Quantification and Propagation of Uncertainties in Identification of Flame Impulse Response For Thermoacoustic Stability Analysis

[+] Author and Article Information
Shuai Guo

Research Assistant, Student Member of ASME, Professur für Thermofluiddynamik, Technische Universität München, Boltzmannstr. 15, D-85748, Garching, Germany
guo@tfd.mw.tum.de

Camilo F. Silva

Ph.D., Professur für Thermofluiddynamik, Technische Universität München, Boltzmannstr. 15, D-85748, Garching, Germany
silva@tfd.mw.tum.de

Abdulla Ghani

Ph.D., Professur für Thermofluiddynamik, Technische Universität München, Boltzmannstr. 15, D-85748, Garching, Germany
ghani@tfd.mw.tum.de

Wolfgang Polifke

Professor, Ph.D., Professur für Thermofluiddynamik, Technische Universität München, Boltzmannstr. 15, D-85748, Garching, Germany
polifke@tfd.mw.tum.de

1Corresponding author.

ASME doi:10.1115/1.4041652 History: Received August 28, 2018; Revised September 14, 2018

Abstract

Thermoacoustic behavior of a combustion system can be determined numerically via acoustic tools coupled with a model for the flame dynamic response.

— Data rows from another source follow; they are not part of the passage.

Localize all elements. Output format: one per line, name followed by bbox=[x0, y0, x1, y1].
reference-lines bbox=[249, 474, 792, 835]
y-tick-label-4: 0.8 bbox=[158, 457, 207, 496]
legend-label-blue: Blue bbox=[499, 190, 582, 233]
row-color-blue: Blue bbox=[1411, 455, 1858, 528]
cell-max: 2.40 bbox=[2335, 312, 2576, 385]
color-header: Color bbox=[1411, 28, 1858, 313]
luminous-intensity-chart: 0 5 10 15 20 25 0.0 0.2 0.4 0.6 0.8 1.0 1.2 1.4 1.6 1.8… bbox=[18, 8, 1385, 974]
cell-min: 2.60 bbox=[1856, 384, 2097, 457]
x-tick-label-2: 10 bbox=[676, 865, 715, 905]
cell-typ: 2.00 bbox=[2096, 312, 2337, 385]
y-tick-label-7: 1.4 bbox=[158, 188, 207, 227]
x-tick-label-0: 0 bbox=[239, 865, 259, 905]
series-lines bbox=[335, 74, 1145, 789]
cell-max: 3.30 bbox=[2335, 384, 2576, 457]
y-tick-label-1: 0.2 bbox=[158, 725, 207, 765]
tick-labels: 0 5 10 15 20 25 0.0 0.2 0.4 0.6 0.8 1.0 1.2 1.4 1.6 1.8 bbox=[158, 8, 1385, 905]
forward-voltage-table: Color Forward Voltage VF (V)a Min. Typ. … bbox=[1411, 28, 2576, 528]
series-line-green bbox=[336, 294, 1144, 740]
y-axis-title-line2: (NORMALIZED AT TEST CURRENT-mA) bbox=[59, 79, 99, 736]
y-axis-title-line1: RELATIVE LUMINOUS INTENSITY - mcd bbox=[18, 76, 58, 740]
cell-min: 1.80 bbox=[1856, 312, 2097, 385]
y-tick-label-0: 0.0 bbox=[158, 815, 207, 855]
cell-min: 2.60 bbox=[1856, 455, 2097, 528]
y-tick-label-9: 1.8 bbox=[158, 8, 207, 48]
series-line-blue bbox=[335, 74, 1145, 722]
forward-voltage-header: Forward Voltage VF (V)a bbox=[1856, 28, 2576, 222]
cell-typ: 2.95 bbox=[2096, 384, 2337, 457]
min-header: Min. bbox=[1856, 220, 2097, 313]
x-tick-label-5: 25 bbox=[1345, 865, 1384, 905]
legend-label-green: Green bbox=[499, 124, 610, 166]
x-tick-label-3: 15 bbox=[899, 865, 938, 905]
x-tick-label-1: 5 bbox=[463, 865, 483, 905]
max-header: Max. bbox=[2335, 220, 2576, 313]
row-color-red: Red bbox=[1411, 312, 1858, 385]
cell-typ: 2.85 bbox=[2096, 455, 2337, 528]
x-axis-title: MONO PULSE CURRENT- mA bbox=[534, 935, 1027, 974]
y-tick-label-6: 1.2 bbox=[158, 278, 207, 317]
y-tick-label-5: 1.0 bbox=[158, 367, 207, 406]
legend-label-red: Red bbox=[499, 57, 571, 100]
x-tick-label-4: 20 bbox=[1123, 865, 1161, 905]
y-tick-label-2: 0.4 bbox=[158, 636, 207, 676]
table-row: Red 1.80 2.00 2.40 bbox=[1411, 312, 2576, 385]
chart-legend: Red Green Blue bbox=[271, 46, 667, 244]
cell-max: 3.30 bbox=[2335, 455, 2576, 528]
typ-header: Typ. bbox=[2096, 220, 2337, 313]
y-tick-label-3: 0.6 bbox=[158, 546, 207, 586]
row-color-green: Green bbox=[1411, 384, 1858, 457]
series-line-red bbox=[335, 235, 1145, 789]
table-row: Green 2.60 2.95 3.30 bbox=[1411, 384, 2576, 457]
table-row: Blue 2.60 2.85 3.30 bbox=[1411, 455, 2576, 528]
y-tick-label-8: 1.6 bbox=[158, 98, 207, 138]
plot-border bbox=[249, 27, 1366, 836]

Within such a framework, the flame dynamics can be described by a Finite Impulse Response (FIR) model, which can be derived from LES time series via system identification. However, the estimated FIR model will inevitably contain uncertainties due to low signal-to-noise ratio or finite length of time series. Thus, a necessary step towards reliable thermoacoustic stability analysis is to quantify the impact of uncertainties in FIR model on the growth rate of thermoacoustic modes. There are two practical considerations involved in this topic. First, how to efficiently propagate uncertainties from the FIR model to the modal growth rate of the system, considering it is a high dimensional uncertainty quantification (UQ) problem? Second, since longer CFD simulation time generally leads to less uncertain FIR model identification, how to determine the length of the CFD simulation required to obtain satisfactory confidence? To address these two issues, a dimensional reduction UQ methodology called "Active Subspace'' is employed in the present study. For the first question, Active Subspace is applied to exploit a low-dimensional approximation of the original system, which allows accelerated UQ analysis. Good agreement with Monte Carlo analysis demonstrates the accuracy of the method. For the second question, a procedure based on Active Subspace is proposed, which can serve as an indicator for terminating CFD simulation. The effectiveness of the procedure is verified in the paper.